A mechanistic study of oxidation-induced degradation in a plasma-sprayed thermal barrier coating system.: Part I: model formulation

The effect of the oxidation induced degradation of a typical plasma-sprayed thermal barrier coating (PS-TBC) system on the local ceramic–metal interfacial stresses responsible for the nucleation of mesoscopic cracks is investigated. A coupled oxidation-constitutive approach is proposed to describe the effect of the phase transformations caused by local internal and external oxidation processes on the constitutive behaviour of the metallic coating. The coupled constitutive framework is implemented into the finite element method and used in parametric studies employing periodic unit cell techniques.

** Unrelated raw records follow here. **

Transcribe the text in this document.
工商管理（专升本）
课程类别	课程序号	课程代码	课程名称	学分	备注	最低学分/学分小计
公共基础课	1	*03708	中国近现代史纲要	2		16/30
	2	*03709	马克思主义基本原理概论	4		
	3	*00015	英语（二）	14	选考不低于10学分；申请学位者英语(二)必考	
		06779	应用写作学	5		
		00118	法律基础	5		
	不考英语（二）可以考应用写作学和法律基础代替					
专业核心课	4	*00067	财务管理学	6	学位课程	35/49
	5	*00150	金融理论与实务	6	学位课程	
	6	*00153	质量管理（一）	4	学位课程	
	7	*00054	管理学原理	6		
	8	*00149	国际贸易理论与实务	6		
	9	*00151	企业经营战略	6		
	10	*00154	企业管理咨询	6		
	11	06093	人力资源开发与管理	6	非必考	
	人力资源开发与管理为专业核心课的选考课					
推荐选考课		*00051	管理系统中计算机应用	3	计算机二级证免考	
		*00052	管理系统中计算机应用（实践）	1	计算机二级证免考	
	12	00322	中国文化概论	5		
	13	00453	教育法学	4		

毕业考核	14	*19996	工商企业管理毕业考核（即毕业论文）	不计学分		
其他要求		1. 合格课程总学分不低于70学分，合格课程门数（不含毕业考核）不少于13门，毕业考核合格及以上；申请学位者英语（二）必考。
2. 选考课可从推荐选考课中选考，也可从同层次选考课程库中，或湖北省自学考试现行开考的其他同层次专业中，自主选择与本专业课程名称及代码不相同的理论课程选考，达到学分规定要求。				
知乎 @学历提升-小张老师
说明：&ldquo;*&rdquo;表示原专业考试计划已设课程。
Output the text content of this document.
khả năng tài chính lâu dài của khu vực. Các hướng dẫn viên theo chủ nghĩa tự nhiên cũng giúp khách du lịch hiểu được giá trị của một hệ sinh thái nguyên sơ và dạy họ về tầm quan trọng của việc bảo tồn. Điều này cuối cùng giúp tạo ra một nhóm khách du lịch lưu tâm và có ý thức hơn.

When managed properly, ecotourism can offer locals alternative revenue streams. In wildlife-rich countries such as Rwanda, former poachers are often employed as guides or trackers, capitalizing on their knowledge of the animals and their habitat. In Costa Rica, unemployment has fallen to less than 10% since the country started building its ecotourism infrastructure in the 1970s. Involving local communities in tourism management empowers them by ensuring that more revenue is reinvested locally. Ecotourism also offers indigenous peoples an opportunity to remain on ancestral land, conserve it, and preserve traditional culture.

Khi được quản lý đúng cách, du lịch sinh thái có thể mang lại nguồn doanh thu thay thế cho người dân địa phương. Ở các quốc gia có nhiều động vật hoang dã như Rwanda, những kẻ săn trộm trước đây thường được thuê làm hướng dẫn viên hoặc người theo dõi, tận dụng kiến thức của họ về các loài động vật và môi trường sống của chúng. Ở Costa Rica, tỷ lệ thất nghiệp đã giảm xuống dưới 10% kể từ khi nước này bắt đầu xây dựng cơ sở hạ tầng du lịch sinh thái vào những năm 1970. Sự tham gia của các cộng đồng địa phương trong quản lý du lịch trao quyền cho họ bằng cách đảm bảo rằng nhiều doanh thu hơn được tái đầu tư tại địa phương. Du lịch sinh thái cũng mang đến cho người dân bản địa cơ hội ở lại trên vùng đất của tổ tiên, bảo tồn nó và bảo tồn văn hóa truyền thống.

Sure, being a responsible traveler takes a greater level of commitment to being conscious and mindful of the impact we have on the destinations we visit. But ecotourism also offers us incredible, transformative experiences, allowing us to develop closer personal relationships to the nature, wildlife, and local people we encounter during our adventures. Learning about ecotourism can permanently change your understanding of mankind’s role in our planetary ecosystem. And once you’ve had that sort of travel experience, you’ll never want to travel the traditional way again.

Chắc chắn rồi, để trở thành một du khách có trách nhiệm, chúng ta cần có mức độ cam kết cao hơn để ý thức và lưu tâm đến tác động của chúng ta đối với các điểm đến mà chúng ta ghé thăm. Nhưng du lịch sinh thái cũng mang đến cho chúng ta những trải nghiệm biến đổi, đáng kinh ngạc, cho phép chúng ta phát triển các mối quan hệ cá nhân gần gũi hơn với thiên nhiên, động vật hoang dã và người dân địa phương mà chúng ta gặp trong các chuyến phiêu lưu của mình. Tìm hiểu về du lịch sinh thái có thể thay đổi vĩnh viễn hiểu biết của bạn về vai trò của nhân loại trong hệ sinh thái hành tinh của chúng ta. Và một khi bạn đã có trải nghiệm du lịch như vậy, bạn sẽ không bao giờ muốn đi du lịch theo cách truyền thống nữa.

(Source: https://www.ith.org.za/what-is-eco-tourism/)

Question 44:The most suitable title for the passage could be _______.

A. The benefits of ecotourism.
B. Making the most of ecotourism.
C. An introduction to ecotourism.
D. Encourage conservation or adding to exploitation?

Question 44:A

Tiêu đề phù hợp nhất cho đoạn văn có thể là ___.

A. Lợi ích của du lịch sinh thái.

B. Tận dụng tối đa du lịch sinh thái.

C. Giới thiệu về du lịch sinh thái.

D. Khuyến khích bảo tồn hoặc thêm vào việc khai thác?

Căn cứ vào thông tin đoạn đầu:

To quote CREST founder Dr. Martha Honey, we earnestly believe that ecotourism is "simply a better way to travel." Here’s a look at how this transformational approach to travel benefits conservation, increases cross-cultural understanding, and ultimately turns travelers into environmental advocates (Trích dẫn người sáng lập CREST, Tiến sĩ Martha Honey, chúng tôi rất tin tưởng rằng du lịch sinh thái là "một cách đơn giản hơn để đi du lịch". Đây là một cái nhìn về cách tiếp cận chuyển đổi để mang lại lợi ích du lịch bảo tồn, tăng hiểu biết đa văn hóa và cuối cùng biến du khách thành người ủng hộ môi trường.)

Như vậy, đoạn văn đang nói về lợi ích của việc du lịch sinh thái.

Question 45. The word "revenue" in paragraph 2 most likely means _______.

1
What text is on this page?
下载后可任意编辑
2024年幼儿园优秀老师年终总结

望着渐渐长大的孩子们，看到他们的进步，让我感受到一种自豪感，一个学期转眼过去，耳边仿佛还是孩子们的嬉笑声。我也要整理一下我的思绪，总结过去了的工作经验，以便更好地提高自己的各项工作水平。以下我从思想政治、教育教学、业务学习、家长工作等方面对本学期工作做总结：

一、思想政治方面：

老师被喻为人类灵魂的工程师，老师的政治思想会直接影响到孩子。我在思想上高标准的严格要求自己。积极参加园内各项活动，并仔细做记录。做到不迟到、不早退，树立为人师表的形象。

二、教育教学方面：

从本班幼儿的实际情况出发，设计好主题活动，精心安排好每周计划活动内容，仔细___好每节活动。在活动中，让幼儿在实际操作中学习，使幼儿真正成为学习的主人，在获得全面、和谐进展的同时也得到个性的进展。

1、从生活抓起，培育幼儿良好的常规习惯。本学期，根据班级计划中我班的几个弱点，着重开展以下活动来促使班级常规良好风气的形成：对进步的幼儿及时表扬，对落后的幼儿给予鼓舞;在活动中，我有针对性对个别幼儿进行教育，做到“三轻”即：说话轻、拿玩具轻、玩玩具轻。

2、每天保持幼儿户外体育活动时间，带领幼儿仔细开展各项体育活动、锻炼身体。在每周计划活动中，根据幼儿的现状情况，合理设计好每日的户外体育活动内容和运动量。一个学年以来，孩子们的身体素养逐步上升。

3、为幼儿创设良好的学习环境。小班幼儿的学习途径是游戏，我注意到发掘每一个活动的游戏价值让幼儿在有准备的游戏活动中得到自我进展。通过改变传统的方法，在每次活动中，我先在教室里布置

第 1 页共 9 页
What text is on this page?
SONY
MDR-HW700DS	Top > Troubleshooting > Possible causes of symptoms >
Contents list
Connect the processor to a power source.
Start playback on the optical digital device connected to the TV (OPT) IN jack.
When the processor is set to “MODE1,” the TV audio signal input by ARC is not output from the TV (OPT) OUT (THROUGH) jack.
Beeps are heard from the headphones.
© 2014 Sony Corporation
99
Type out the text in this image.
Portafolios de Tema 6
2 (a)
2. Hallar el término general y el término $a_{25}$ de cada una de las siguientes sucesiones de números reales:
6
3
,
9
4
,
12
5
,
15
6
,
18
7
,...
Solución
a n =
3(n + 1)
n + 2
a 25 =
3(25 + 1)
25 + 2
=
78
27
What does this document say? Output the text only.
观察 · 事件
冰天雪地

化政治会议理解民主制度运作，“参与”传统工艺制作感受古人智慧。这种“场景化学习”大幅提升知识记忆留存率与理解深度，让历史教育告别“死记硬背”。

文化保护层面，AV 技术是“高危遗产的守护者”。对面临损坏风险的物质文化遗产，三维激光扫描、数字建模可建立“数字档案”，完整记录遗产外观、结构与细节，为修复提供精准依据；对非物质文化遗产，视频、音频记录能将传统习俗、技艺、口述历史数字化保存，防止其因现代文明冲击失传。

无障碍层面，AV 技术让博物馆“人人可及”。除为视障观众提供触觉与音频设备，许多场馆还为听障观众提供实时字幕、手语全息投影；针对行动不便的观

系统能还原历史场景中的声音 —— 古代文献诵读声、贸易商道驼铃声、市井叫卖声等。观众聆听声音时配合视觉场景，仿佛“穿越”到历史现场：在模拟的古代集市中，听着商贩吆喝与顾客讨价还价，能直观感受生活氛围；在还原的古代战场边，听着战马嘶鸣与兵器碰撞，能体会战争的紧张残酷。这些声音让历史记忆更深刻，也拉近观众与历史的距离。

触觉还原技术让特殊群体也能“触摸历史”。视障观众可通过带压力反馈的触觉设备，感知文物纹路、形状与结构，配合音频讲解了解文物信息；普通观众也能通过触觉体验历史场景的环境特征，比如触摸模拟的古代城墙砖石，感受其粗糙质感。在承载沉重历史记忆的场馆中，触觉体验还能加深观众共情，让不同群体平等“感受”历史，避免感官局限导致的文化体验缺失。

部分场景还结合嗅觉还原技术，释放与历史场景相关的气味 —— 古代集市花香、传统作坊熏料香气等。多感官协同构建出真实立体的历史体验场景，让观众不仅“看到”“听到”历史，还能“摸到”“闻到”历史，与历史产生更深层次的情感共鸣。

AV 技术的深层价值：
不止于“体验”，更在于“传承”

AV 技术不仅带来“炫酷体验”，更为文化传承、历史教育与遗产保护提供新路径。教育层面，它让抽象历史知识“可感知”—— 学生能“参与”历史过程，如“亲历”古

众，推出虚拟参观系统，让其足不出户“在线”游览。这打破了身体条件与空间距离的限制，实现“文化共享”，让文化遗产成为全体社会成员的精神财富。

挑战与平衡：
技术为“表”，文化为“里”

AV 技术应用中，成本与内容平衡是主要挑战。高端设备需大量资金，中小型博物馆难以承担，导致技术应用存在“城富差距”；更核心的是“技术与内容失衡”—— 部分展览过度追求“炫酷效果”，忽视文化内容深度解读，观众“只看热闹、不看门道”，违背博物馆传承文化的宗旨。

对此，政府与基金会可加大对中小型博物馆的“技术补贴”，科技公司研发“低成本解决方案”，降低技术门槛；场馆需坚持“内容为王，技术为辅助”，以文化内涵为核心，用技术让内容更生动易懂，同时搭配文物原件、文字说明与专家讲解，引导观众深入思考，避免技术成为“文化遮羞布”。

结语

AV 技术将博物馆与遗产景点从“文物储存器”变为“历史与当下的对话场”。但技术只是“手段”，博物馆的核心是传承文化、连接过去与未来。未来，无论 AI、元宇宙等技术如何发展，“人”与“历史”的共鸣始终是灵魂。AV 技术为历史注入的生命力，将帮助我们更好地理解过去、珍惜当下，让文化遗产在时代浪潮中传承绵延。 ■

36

The effects of service, microstructural and ceramic–metal interface parameters on the peak interfacial stresses during service and cooling to room temperature are quantified. The results of the parametric unit cell FE analyses revealed a strong dependency of the local stresses responsible for mesoscopic crack nucleation and growth on the local morphology of the oxidised interface, the sintering of the ceramic coating, stress relaxation effects due to creep, the thickness of the thermally grown oxide (TGO), and the applied mechanical loads. When no mechanical straining of the TBC system is considered, local tensile stresses normal to the coating surface within the ceramic top coating reach values of up to 330 MPa at room temperature for a critical TGO thickness of approx. 3 μm.